Is Arcadia England?

Sidney’s Arcadia is supposed to be set in ancient Greece, but the1593 edition twice refers to the English countryside. The “barley break” poem (Lamon’s Song) that ends the first eclogues mentions “the downs we see, near Wilton fair,” (Ross&Davis, 122), a reference to the area around the Wiltshire estate of the Earl of Pembroke, where Sidney composed much of the Arcadia. William Ringler suggests the reference does not fit the fiction and points a finger at Mary Sidney, who edited her brother’s work:

“The Countess of Pembroke apparently found the uncompleted poem among her brother’s papers and inserted it at what she considered an appropriate location in the 1593 edition. Sidney, even if he had completed it, probably would not have included it in the Arcadia, because it is too obviously a poem of the contemporary Elizabethan rather than of the ancient Arcadian country-side.” (The Poems of Sir Philip Sidney, 494).

The second reference to England occurs in a poem by Philisides (Phillip Sidney’s nom de plume) in the fourth eclogues: “My song, climbyou the wind / which Holland sweet now gently sendeth in” (Ross&Davis, 482).

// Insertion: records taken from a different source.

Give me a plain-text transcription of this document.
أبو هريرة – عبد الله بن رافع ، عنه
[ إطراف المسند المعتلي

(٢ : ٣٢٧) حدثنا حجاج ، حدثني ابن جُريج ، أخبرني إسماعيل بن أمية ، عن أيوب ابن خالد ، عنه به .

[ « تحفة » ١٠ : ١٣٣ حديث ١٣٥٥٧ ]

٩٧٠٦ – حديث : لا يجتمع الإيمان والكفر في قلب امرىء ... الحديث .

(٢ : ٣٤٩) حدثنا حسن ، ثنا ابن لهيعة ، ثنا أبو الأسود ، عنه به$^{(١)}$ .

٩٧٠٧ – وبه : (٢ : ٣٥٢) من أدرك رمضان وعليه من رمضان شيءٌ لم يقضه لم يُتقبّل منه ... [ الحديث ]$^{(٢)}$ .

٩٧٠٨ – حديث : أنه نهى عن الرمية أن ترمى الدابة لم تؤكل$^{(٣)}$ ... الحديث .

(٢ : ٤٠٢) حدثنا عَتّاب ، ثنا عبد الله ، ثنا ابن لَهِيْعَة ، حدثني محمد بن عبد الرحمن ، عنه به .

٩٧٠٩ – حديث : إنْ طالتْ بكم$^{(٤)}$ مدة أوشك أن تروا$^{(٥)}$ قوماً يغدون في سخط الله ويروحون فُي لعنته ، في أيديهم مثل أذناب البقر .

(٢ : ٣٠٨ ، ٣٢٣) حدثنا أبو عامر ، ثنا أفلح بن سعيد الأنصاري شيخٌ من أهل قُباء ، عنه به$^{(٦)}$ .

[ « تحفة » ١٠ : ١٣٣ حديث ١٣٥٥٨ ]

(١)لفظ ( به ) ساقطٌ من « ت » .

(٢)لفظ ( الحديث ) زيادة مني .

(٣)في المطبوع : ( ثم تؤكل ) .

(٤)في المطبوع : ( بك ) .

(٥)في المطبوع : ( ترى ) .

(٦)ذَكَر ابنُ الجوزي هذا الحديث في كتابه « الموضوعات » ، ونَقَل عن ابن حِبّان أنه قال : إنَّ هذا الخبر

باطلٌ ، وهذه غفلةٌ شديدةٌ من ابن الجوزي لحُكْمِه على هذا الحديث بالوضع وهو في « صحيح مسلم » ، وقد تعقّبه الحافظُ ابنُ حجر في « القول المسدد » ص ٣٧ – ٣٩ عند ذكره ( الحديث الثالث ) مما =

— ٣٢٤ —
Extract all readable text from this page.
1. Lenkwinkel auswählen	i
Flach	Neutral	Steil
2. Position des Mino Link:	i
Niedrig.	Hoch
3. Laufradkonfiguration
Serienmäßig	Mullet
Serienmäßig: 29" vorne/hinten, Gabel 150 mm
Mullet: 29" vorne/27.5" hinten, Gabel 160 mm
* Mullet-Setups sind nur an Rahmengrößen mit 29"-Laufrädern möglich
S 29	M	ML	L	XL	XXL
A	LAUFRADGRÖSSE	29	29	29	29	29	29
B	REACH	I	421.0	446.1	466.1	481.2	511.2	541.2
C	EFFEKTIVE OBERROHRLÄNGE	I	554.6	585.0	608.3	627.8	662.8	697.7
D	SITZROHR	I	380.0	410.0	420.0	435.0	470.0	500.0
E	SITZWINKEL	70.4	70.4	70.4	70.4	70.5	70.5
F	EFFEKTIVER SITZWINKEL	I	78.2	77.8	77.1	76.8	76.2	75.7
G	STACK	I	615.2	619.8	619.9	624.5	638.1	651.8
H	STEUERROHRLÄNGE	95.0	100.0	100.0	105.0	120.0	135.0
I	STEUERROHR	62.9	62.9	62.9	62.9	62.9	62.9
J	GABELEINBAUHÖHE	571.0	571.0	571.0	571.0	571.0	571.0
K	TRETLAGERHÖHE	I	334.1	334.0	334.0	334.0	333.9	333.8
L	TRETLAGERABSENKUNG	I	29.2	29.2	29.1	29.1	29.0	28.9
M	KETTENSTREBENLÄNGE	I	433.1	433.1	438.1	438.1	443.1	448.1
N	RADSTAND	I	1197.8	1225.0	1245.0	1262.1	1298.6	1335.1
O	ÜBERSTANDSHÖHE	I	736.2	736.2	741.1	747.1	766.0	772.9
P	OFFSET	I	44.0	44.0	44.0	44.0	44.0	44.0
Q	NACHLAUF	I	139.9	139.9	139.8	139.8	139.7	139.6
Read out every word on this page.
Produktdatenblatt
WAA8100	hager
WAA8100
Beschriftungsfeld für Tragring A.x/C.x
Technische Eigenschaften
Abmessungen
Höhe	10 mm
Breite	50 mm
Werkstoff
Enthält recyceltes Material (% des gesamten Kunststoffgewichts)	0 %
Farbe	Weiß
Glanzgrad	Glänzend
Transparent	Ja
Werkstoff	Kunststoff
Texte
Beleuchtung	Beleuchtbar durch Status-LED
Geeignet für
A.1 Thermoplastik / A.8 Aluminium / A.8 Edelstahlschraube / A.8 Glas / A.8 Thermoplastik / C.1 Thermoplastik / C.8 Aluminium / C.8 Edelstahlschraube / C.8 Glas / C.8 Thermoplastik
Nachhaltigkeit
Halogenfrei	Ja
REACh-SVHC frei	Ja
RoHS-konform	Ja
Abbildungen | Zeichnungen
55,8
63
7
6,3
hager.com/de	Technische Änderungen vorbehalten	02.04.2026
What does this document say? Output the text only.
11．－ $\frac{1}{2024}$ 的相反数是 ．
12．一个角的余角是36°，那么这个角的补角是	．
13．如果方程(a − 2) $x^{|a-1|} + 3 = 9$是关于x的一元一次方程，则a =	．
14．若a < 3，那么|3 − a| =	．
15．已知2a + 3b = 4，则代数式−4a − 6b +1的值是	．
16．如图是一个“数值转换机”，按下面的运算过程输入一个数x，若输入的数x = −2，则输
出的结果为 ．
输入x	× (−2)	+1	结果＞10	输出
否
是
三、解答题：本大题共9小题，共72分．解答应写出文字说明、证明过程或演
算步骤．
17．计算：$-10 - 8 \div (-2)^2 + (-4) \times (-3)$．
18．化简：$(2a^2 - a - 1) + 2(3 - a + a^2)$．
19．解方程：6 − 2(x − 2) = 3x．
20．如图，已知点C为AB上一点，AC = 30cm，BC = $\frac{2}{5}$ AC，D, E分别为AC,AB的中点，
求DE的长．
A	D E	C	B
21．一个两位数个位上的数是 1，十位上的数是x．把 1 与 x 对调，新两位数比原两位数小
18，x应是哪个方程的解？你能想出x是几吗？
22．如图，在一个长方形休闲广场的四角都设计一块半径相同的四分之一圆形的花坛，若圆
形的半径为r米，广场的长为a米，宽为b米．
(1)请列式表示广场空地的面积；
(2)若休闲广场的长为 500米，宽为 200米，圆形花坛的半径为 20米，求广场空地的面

Ringler again attributes the inclusion of the poem to Philip’s sister:

“Sidney, perhaps because the setting is so obviously England, did not make the poem a part of hisOld Arcadia. His sister probably found it among his papers and inserted it into the Third Eclogues, a poor location because it is not appropriate to the ‘marriage group’. However, we must thank the Countess of Pembroke for preserving one of her brother’s most charming poems” (The Poems of Sir Philip Sidney, p. 496).

As Ringler notes, the 1613 editor changed Wilton to Helis (in the country of Elis, west of Arcadia) and Holland to Cyprus.

It may seem that references to contemporary English in a work about ancient Arcadia violate decorum. But Virgil’s eclogues, the source of Sidney’s Dametas and Mopsa and, indeed, Arcadia itself,  prefigure the use of mixed geography in a pastoral work. Rather than creating dissonance, Sidney’s introduction of England to ancient Greece illustrates a close adherence to the details of Virgil’s art.

When Virgil imitated the Greek poet Theocritus, he conflated locations and mixed in fragments of Arcadian songs and people. The modern commentator Wendell Clausen says that Virgil’s landscape is more sylvan, more “heavily wooded” than that of Theocritus (Virgil’s Ecloques [Oxford: Clarendon Press, 1995] p. xxvi). But earlier editors agreed with the summary by C. S. Jerram, that “The scenery is chiefly borrowed from the Sicily of Theocritus. Neither hills nor rocks, beeches, chestnuts, or pines are found in the level plain that surrounds Mantua” (Virgil: Bucolics, Oxford, 1887, p. 57, Virgil’s home, where dispossessions occurred following the end of Rome’s civil war, and the setting of Virgil’s first eclogue. The second eclogue, by contrast, is set in Sicily, where Cordydon claims to tend a thousand sheep. The third eclogue seems to be set in Virgil’s neighborhood, since it mentions his nom de plume Tityrus; the Old Arcadia has a full imitation, transferring the geography to England, that does not appear in the New Arcadia. The fourth eclogue shows a characteristic indifference to the details of local l geography: “The destruction of the herds by lions does not agree with Italian surroundings, but was nevertheless an idea familiar to the Romans,” according to according to J. B. Greenough and G. L. Kittredge (The Great Poems of Virgil [Boston: Ginn, 1900], p. 572), who offer a Pompeian wall painting to show that lions were a feature of Roman paintings, if not the actual landscape.

The seventh eclogue is ultimately about art, not a particular place. It features two Arcadians, Corydon and Thyrsis, “Arcades ambo,” who seem to have wandered into Italy, where they vie in song beside the Mincius river, which flows near Mantua. They are heard by Meliboeus, dispossessed from his northern Italian farm in the First Eclogue, and Daphnis, who seems to belong in any landscape (one of the reasons his death recalls Julius Caesar’s in the Fifth Eclogue). The eighth eclogue continues Virgil’s pattern of making his poems a landscape of the mind and emotions. He use Maenalios, a mountain in Arcadia, loosely as a synonym for Arcadia in the repeated refrain “Incipe Maenalios mecum, mea tibia, versus” (Begin with me, my flute, Maenalian lays). Kittredge sagely comments that Maenalios is a “conventional epithet not properly belonging to the scene” (p. 82).

We may conclude that we should not be too quick to assume that the rules of pastoral poetry were unknown to Mary Sidney or that her edition violates decorum because she included Lamon’s poem and “The lad Philisides” in what was, after all, The Countess of Pembroke’s Arcadia.